When you add this with another major problem in the business sector which is that most executives are out of the loop when it comes to understanding cybersecurity concerns, you can see where an issue may arise. In fact, a cybersecurity survey report from BAE systems in 2016 discovered that less than half of all executives claimed to understand their own company’s information security policies.
This same survey also found that only 60% of companies were giving their employees formal cybersecurity training sessions, and 70% of that number only had training once per year on average. When you take into account how rapidly cyberattacks change and adapt, this strategy would leave companies exposed to vulnerabilities.

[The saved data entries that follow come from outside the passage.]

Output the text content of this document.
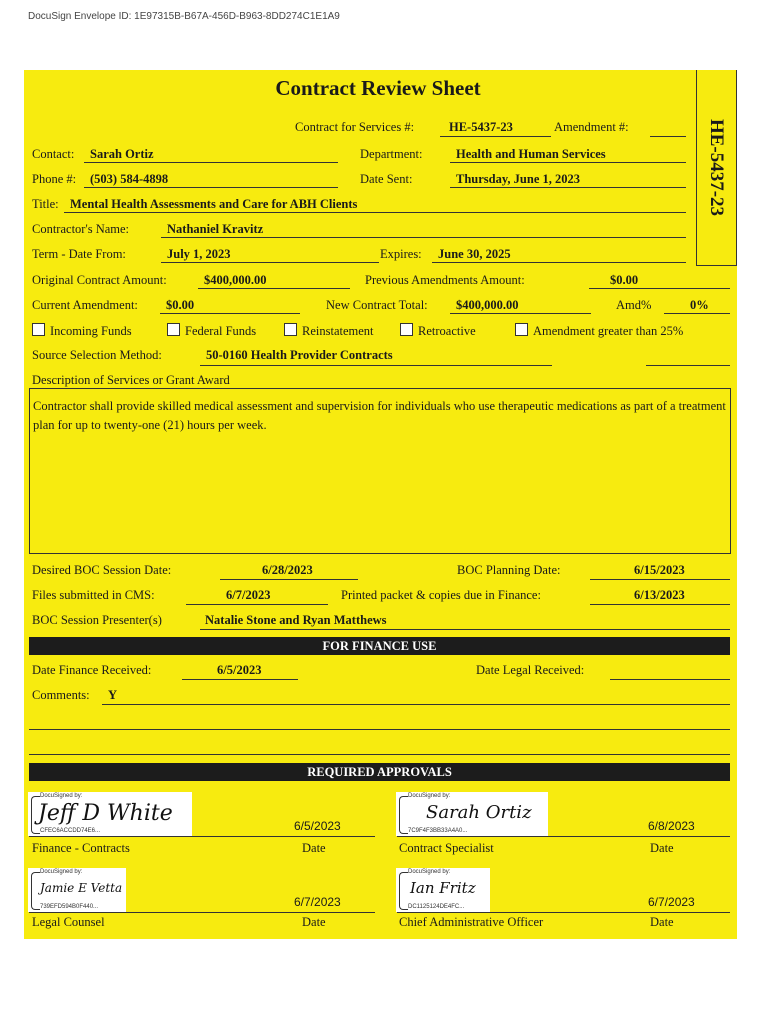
DocuSign Envelope ID: 1E97315B-B67A-456D-B963-8DD274C1E1A9
Contract Review Sheet
HE-5437-23
Contract for Services #:	HE-5437-23	Amendment #:
Contact: Sarah Ortiz	Department:	Health and Human Services
Phone #: (503) 584-4898	Date Sent:	Thursday, June 1, 2023
Title: Mental Health Assessments and Care for ABH Clients
Contractor's Name:	Nathaniel Kravitz
Term - Date From:	July 1, 2023	Expires: June 30, 2025
Original Contract Amount:	$400,000.00	Previous Amendments Amount:	$0.00
Current Amendment: $0.00	New Contract Total: $400,000.00	Amd%	0%
Incoming Funds	Federal Funds	Reinstatement	Retroactive	Amendment greater than 25%
Source Selection Method:	50-0160 Health Provider Contracts
Description of Services or Grant Award
Contractor shall provide skilled medical assessment and supervision for individuals who use therapeutic medications as part of a treatment plan for up to twenty-one (21) hours per week.
Desired BOC Session Date:	6/28/2023	BOC Planning Date:	6/15/2023
Files submitted in CMS:	6/7/2023	Printed packet & copies due in Finance:	6/13/2023
BOC Session Presenter(s)	Natalie Stone and Ryan Matthews
FOR FINANCE USE
Date Finance Received:	6/5/2023	Date Legal Received:
Comments: Y
REQUIRED APPROVALS
DocuSigned by:
Jeff D White
CFEC6ACCDD74E6...	6/5/2023
Finance - Contracts	Date
DocuSigned by:
Sarah Ortiz
7C9F4F3BB33A4A0...	6/8/2023
Contract Specialist	Date
DocuSigned by:
Jamie E Vetta
739EFD594B0F440...	6/7/2023
Legal Counsel	Date
DocuSigned by:
Ian Fritz
DC1125124DE4FC...	6/7/2023
Chief Administrative Officer	Date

There’s the argument that these organizations may even be more vulnerable than others because of the misplaced sense of security.
Everyone is targeted
According to the Comodo report, 50% of employees will open an email from an unknown sender if they see it in their inbox. This is a frightening statistic and explains the increasing amount of phishing attacks, as well as why they are such a prevalent method. Every employee has the potential to be targeted.
Phishing stresses how there needs to be comprehensive employee training at every level. It only takes one person not being diligent to put an entire organization at risk. For example, if an entry-level analyst is successfully breached, the hacker could possibly be in possession of the network passwords, meaning that they suddenly share his or her level of access. The hacker can then use this to install ransomware or other harmful programs.
Staying aware of this fact, will not only help you prevent phishing attempts but also saves you from the dangers of phishing and all other forms of post-phishing headaches.
My advice to you is to always stay aware and awoke. Don’t ever, for once, joke with your security or be greedy to seek freemiums that could lead to phishing.